Peña's words were inspiring and they were relaxing, and seemed to touch several Rays.
"I'm just glad everyone listened," reliever Dan Wheeler said.
Starting pitcher Matt Garza delivered the big game they needed, working into the seventh and allowing only two runs. The defense was again dazzling. The bullpen got the chance to matter.
And most critically, after not getting any big hits in the first two games, they suddenly got a handful Saturday: B.J. Upton doubled in the run that tied it the first time in the sixth, snapping their 0-for-14 drought with runners in scoring position. Dan Johnson doubled off left-hander Darren Oliver to start the go-ahead rally in the eighth. John Jaso followed Peña's single that retied the score with a two-out, two-strike single that put them ahead to stay.
"I was so nervous hoping that we didn't get swept," said leftfielder Carl Crawford, whose ninth-inning homer expanded the lead to 4-2. "That was the main thing, just don't get swept. We got so close, just to get out of that, it feels so much better. It almost feels like we're winning the series right now."

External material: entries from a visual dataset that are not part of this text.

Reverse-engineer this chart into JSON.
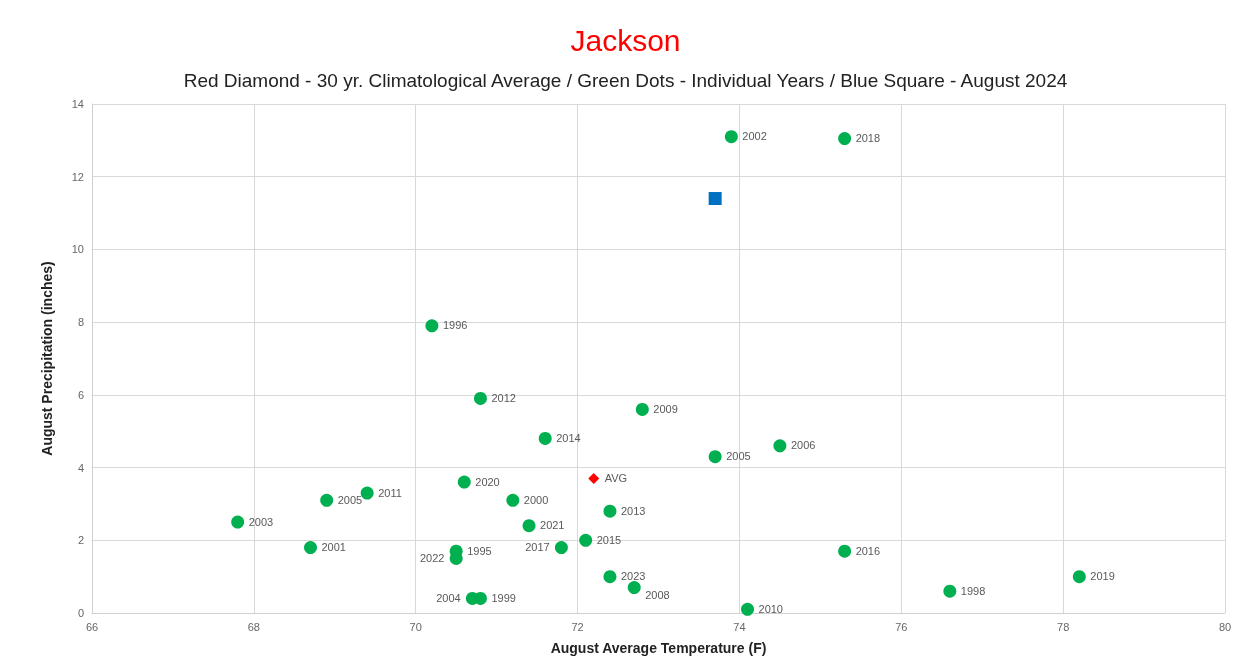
{
  "chart_data": {
    "type": "scatter",
    "title": "Jackson",
    "subtitle": "Red Diamond - 30 yr. Climatological Average / Green Dots - Individual Years / Blue Square - August 2024",
    "xlabel": "August Average Temperature (F)",
    "ylabel": "August Precipitation (inches)",
    "xlim": [
      66,
      80
    ],
    "xticks": [
      66,
      68,
      70,
      72,
      74,
      76,
      78,
      80
    ],
    "ylim": [
      0,
      14
    ],
    "yticks": [
      0,
      2,
      4,
      6,
      8,
      10,
      12,
      14
    ],
    "grid": true,
    "series": [
      {
        "color": "#00b050",
        "marker": "circle",
        "x": [
          73.9,
          75.3,
          70.2,
          70.8,
          72.8,
          71.6,
          73.7,
          74.5,
          70.6,
          69.4,
          68.9,
          71.2,
          72.4,
          67.8,
          71.4,
          72.1,
          71.8,
          68.7,
          70.5,
          70.5,
          75.3,
          72.4,
          72.7,
          74.1,
          76.6,
          78.2,
          70.7,
          70.8
        ],
        "values": [
          13.1,
          13.05,
          7.9,
          5.9,
          5.6,
          4.8,
          4.3,
          4.6,
          3.6,
          3.3,
          3.1,
          3.1,
          2.8,
          2.5,
          2.4,
          2.0,
          1.8,
          1.8,
          1.7,
          1.5,
          1.7,
          1.0,
          0.7,
          0.1,
          0.6,
          1.0,
          0.4,
          0.4
        ]
      },
      {
        "color": "#ff0000",
        "marker": "diamond",
        "x": [
          72.2
        ],
        "values": [
          3.7
        ]
      },
      {
        "color": "#0070c0",
        "marker": "square",
        "x": [
          73.7
        ],
        "values": [
          11.4
        ]
      }
    ],
    "annotations": [
      {
        "text": "2002",
        "x": 73.9,
        "y": 13.1
      },
      {
        "text": "2018",
        "x": 75.3,
        "y": 13.05
      },
      {
        "text": "1996",
        "x": 70.2,
        "y": 7.9
      },
      {
        "text": "2012",
        "x": 70.8,
        "y": 5.9
      },
      {
        "text": "2009",
        "x": 72.8,
        "y": 5.6
      },
      {
        "text": "2014",
        "x": 71.6,
        "y": 4.8
      },
      {
        "text": "2005",
        "x": 73.7,
        "y": 4.3
      },
      {
        "text": "2006",
        "x": 74.5,
        "y": 4.6
      },
      {
        "text": "2020",
        "x": 70.6,
        "y": 3.6
      },
      {
        "text": "2011",
        "x": 69.4,
        "y": 3.3
      },
      {
        "text": "2005",
        "x": 68.9,
        "y": 3.1
      },
      {
        "text": "2000",
        "x": 71.2,
        "y": 3.1
      },
      {
        "text": "2013",
        "x": 72.4,
        "y": 2.8
      },
      {
        "text": "2003",
        "x": 67.8,
        "y": 2.5
      },
      {
        "text": "2021",
        "x": 71.4,
        "y": 2.4
      },
      {
        "text": "2015",
        "x": 72.1,
        "y": 2.0
      },
      {
        "text": "2017",
        "x": 71.8,
        "y": 1.8
      },
      {
        "text": "2001",
        "x": 68.7,
        "y": 1.8
      },
      {
        "text": "1995",
        "x": 70.5,
        "y": 1.7
      },
      {
        "text": "2022",
        "x": 70.5,
        "y": 1.5
      },
      {
        "text": "2016",
        "x": 75.3,
        "y": 1.7
      },
      {
        "text": "2023",
        "x": 72.4,
        "y": 1.0
      },
      {
        "text": "2008",
        "x": 72.7,
        "y": 0.7
      },
      {
        "text": "2010",
        "x": 74.1,
        "y": 0.1
      },
      {
        "text": "1998",
        "x": 76.6,
        "y": 0.6
      },
      {
        "text": "2019",
        "x": 78.2,
        "y": 1.0
      },
      {
        "text": "1999",
        "x": 70.8,
        "y": 0.4
      },
      {
        "text": "2004",
        "x": 70.7,
        "y": 0.4
      },
      {
        "text": "AVG",
        "x": 72.2,
        "y": 3.7
      }
    ]
  }
}
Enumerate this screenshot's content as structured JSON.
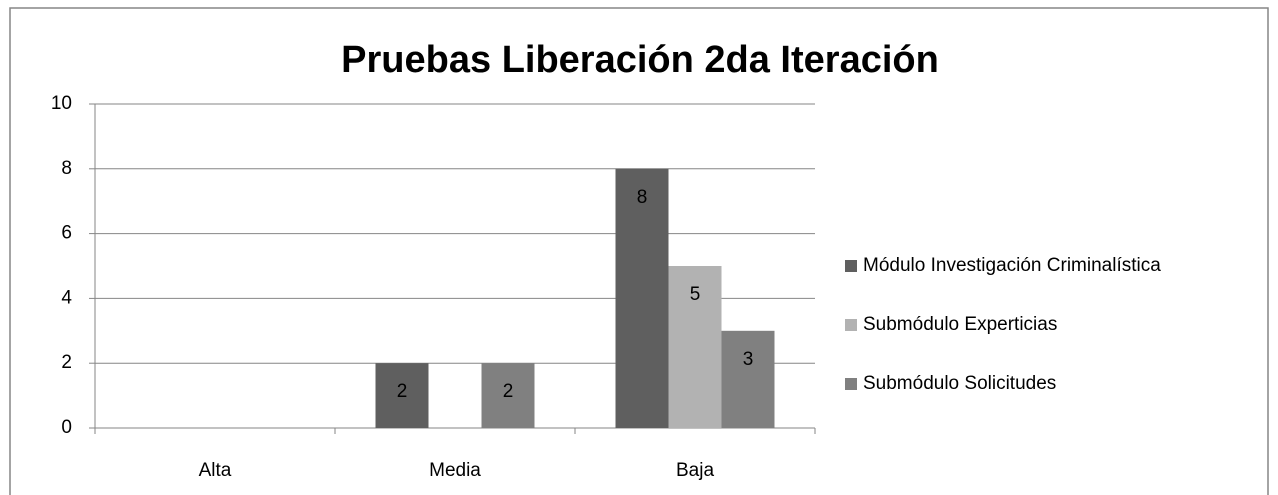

The Rangers do still lead the series 2-1. They need just to win today's matinee to wrap it up. And history says the odds remain long for the Rays, as only one team, the 2001 Yankees, won a best-of-five series after losing the first two at home.
But there was a noticeable feeling of relief and confidence in the Rays clubhouse, and the sense they think the opposite feelings on the other side of the building.
"Now the pressure is on them," said reliever Joaquin Benoit, the former Ranger who got the win. "They don't want to go back to Tampa (Bay)."
Peña can be the conscience of the team, but a .196 batting average that has led to being dropped in the order and occasionally benched, including Game 2 on Thursday, can diminish the ability to lead. Plus, the first baseman is at the end of his contract, meaning Saturday could have been his final game and the eighth-inning at-bat his last as a Ray.
But he was feeling confident at the plate, having just missed a three-run homer earlier, and with the Rays down 2-1, he laced a 1-and-2 Oliver fastball to right, scoring pinch-runner Desmond Jennings. Peña moved to second on Jason Bartlett's two-out walk, then scored on Jaso's single. Peña added a two-run homer in the ninth to make it 6-2.
The fact that he led them to victory after leading the meeting wasn't lost in the clubhouse.
"It's backing up the talk," manager Joe Maddon said.
"It worked," Bartlett said. "It seems like he always comes through in the clutch. I think he was more relaxed after that speech, too."